Il pourra transporter du courant électrique, mais pour les cycles et les piétons, il faudra construire une passerelle. C’est le retour en 2001, au moment où l’équipe municipale de Crolles décidait d’engager « un vaste programme de pistes cyclables sur la commune ». Le journal municipal publiait alors une carte avec les différents itinéraires envisagés pour une liaison piétons – cycles entre Crolles et Brignoud.

Telle est la conclusion, implicite mais néanmoins limpide, à laquelle est parvenue la réunion de concertation organisée le 15 décembre 2011 à l’Espace Aragon.

Sur environ 150 à 200 personnes présentes, nous avons eu deux témoignages en faveur  du câble. Un vice-président  de la Chambre de Commerce et d’Industrie de Grenoble a indiqué, en se tournant vers François Brottes, que « votre projet » fait partie de ceux dont l’Isère a besoin pour résoudre les problèmes d’embouteillage et pour dynamiser l’économie. L’avocat de Poma, après s’être présenté comme « expert judiciaire » ce qui n’était pas la meilleure approche pour exprimer son empathie avec les habitants de Brignoud et de Crolles, a tenté un coup de bluff en suggérant que le chiffrage comparatif qui venait d’être projeté était faux, les couts d’exploitation, sur le même trajet, du bus étant très supérieurs à ceux du transport par câble. La salle n’a pas bronché.

Vous trouverez ultérieurement, dans d’autres articles du Crollois, les éléments techniques du dossier. Mais, d’ores et déjà, l’étude comparative présentée en introduction du débat par Francis Gimbert permet de conclure sans ambiguïté : un dispositif de type « passerelle pour les modes doux + restructuration des infrastructures pour les véhicules routiers + itinéraire aménagé pour les bus » pourrait répondre aux besoins de sécurisation et de fluidité avec un cout complet sur 20 ans bien moindre qu’un transport  par câble.  

Depuis des années, des doutes et des moqueries sont exprimés sur l’utilisation d’un transport par câble pour la liaison Crolles – Brignoud.
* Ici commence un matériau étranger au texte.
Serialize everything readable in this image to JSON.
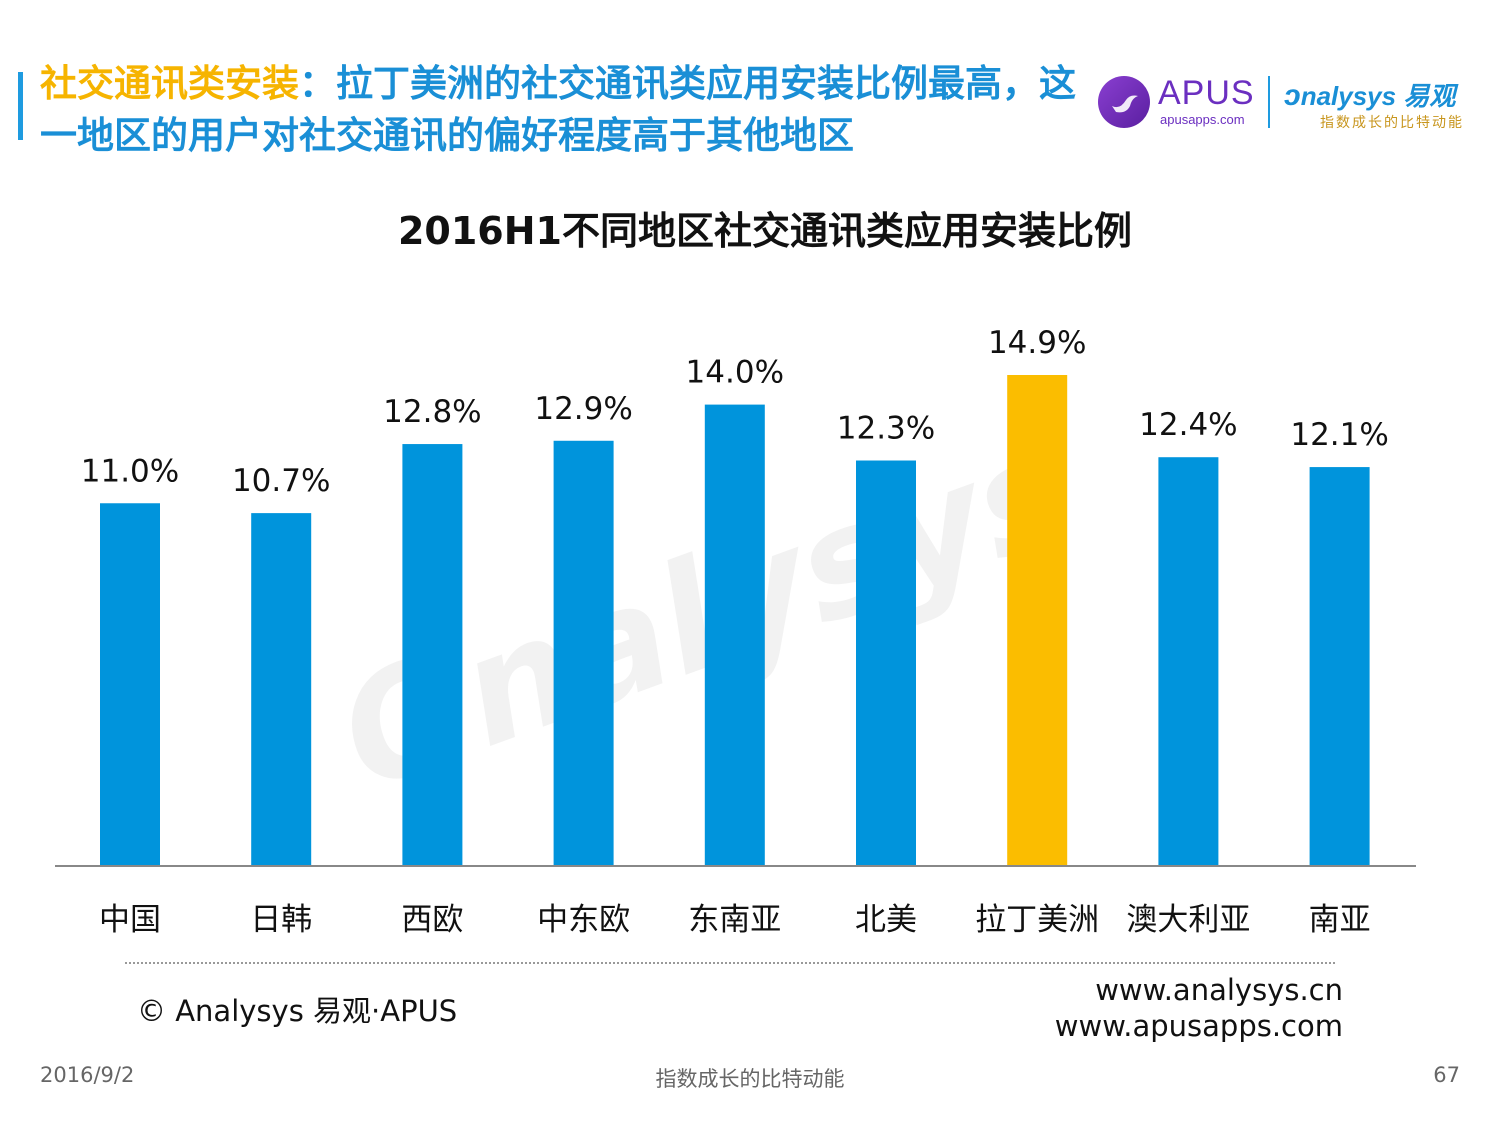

Tout simplement car nous ne sommes ni à New-York, ni à Medellin qui sont les références emblématiques du tramway aérien.

François Brottes est allé au bout du bout de ce qu’il peut faire pour porter le dossier, alors que, ce 15 décembre, il ne s’est pas trouvé un seul élu pour prendre publiquement  position en faveur du câble.

Les esprits chagrins se demanderont pourquoi nous avons perdu 10 ans en de vaines réflexions faussement innovantes.  

Mais ce matin, je suis guilleret. Je le dis sans ironie : la réunion de concertation fut de grande tenue, presque un modèle (il ne manquait que la diffusion préalable du dossier), la décision n’était pas inscrite d’avance, le choix final sera (j’en suis sûr) celui du bon sens.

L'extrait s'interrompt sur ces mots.